●馬蹄銀 ばていぎん
アジア 中華人民共和国 AD
中国の秤量貨幣である銀錠の一種で清代に通行した。その形状が馬の蹄形をしていたために馬蹄銀と呼ばれる。日本では広く銀錠の総称として用いられ,外国人は馬蹄銀を shoe silver と呼んだ。銀錠には約50両の大錠・約10両の中錠・3両前後の小錠の三種があり,馬蹄形のものはそれぞれ元宝銀(大錠)・小元宝(中錠)・カシ※注1※(小錠)と呼ばれた。明清時代には商品経済が発達し銀流通が盛んになり,公私の取引きに銀錠が広く用いられた。
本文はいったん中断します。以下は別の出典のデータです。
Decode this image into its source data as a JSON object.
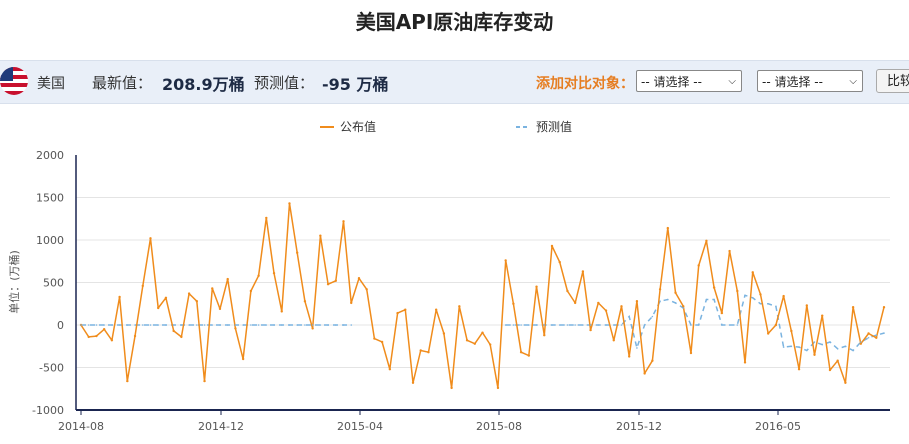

銀錠は民間の炉房や銀炉が鋳造し,表面に銀匠の姓名と鋳造の場所・日付を記したが重量や品位は不定であった。清代中期以降から,鋳造後に公估局が検定して重量・品位を明記し,その優劣に応じ銀価に加算・減算すべき数(由水・去水)を記して不統一を調整して初めて流通できるようにされた。上海で流通していた〈二七宝銀〉や漢口で流通していた〈二五宝銀〉を初めさまざまな種類が各地で流通していた。